Chapter 5 Tasks

During the workshop, we’ll be carrying out a series of tasks, including installing software and packages as well as tasks of the epicycle of data science.

5.1 Install software

5.1.1 Install R

Go to https://cloud.r-project.org, and download and install R based on your computer system.

5.1.2 Install R-studio

Go to https://www.rstudio.com, and download and install R-Studio based on your computer system.

5.1.3 Install R packages

  1. Click on Packages Illustration on the first step to begin installing an package in R-studio. Important: we will only be installing our R packages through R-studio. The packages that we will be installing are those listed in section 4.3 of this document.

  2. Click on install Illustration on the first step to begin installing an package in R-studio

  3. Type in the space, in lower case and separated by commas, the following packages: tidyverse, readxl, foreign Type packages’ names

Important: make sure to leave checked the option of “Install dependencies”. What this means is that some packages sometimes depend on other packages to be installed: if they are not installed already in R, the installation will proceed to installed the dependencies.

5.2 Create a Github account:

  1. Go to https://www.gitbub.com and create an account.
  2. Once you created your Github account, search within github the repository titled “uprprise_ds_wrkshp” (without the quotation marks). Click on the icon “Fork”: the repository will now be shared with you (it will appear among the repositories in your account).

From this point on, we’ll be implementing the epicyle of data science. For this reason, there will be many decision-making between each group. It is important that we communicate between the each other in the group.
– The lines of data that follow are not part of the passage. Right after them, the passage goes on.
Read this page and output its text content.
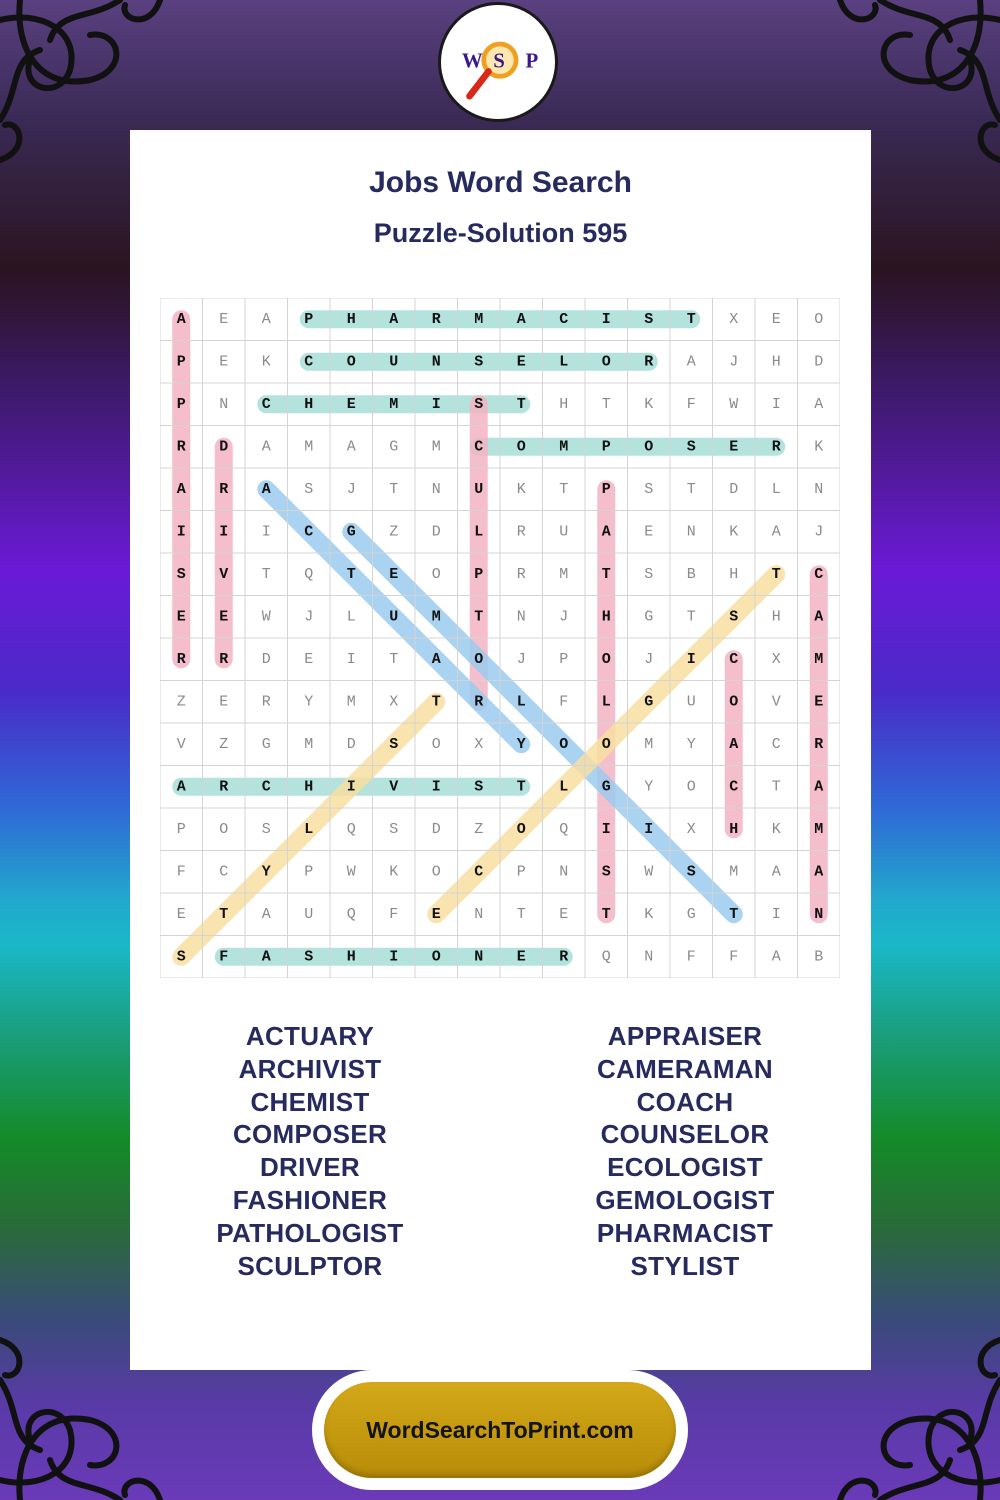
W S P
Jobs Word Search
Puzzle-Solution 595
A E A P H A R M A C I S T X E O
P E K C O U N S E L O R A J H D
P N C H E M I S T H T K F W I A
R D A M A G M C O M P O S E R K
A R A S J T N U K T P S T D L N
I I I C G Z D L R U A E N K A J
S V T Q T E O P R M T S B H T C
E E W J L U M T N J H G T S H A
R R D E I T A O J P O J I C X M
Z E R Y M X T R L F L G U O V E
V Z G M D S O X Y O O M Y A C R
A R C H I V I S T L G Y O C T A
P O S L Q S D Z O Q I I X H K M
F C Y P W K O C P N S W S M A A
E T A U Q F E N T E T K G T I N
S F A S H I O N E R Q N F F A B
ACTUARY
ARCHIVIST
CHEMIST
COMPOSER
DRIVER
FASHIONER
PATHOLOGIST
SCULPTOR
APPRAISER
CAMERAMAN
COACH
COUNSELOR
ECOLOGIST
GEMOLOGIST
PHARMACIST
STYLIST
WordSearchToPrint.com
5.3 Identifying a dataset of interest

Because we may have different scientific interest, rather than me providing you a dataset to work with, I will instead provide you with some online databases (i.e. web-links) and you and your group decide the database to download. The possible webpages from where to download data are found in the web-link listed below:

https://github.com/friveramariani/uprprise_ds_wrkshp/blob/master/data/healthcare-data.md

Important: You and your group will be sharing with the workshop participants why you and your group selected that data for analysis.

5.4 Download the dataset into your computer

  1. Each member of the group needs to download the dataset into an folder in their computers. It is very important that we save the dataset to a place easily accessible in our computers.
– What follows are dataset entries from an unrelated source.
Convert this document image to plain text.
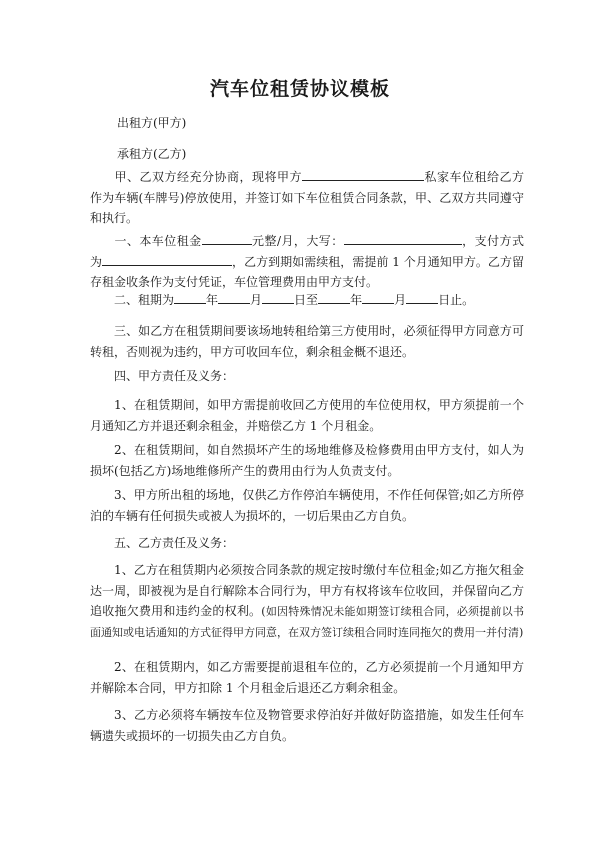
汽车位租赁协议模板
出租方(甲方)
承租方(乙方)
甲、乙双方经充分协商，现将甲方	私家车位租给乙方作为车辆(车牌号)停放使用，并签订如下车位租赁合同条款，甲、乙双方共同遵守和执行。
一、本车位租金	元整/月，大写：	，支付方式为	，乙方到期如需续租，需提前 1 个月通知甲方。乙方留存租金收条作为支付凭证，车位管理费用由甲方支付。
二、租期为	年	月	日至	年	月	日止。
三、如乙方在租赁期间要该场地转租给第三方使用时，必须征得甲方同意方可转租，否则视为违约，甲方可收回车位，剩余租金概不退还。
四、甲方责任及义务：
1、在租赁期间，如甲方需提前收回乙方使用的车位使用权，甲方须提前一个月通知乙方并退还剩余租金，并赔偿乙方 1 个月租金。
2、在租赁期间，如自然损坏产生的场地维修及检修费用由甲方支付，如人为损坏(包括乙方)场地维修所产生的费用由行为人负责支付。
3、甲方所出租的场地，仅供乙方作停泊车辆使用，不作任何保管;如乙方所停泊的车辆有任何损失或被人为损坏的，一切后果由乙方自负。
五、乙方责任及义务：
1、乙方在租赁期内必须按合同条款的规定按时缴付车位租金;如乙方拖欠租金达一周，即被视为是自行解除本合同行为，甲方有权将该车位收回，并保留向乙方追收拖欠费用和违约金的权利。(如因特殊情况未能如期签订续租合同，必须提前以书面通知或电话通知的方式征得甲方同意，在双方签订续租合同时连同拖欠的费用一并付清)
2、在租赁期内，如乙方需要提前退租车位的，乙方必须提前一个月通知甲方并解除本合同，甲方扣除 1 个月租金后退还乙方剩余租金。
3、乙方必须将车辆按车位及物管要求停泊好并做好防盗措施，如发生任何车辆遗失或损坏的一切损失由乙方自负。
  2. As per the epicycle of data science, What should be the expectations that we must set at this stage?

5.5 Clean (structure) data

What could be the expectation(s) to have at this stage?

What function(s) and/or line(s) of code could you implement to complete this task?

5.6 Tidy the data

Note this task will only be needed if the dataset does not meet the following criteria: each column being a variable.

What could be the expectation(s) to have at this stage?

What function and/or line(s) of code could you implement to complete this task?

5.7 Exploratory analysis

What could be the expectation(s) to have at this stage?

What function and/or line(s) of code could you implement to complete this task?

After exploring the data, are there any corrections needed in the data?

After exploring the data, are there any patterns and possible relationships to follow?

5.8 Statistical inference

Note: we may or may not reach this stage. In case we do, I will be helping the groups make the decision of the relevant statistical test to perform.

What could be expectations to have at this stage?

What function and/or line(s) of code could you implement to complete this task?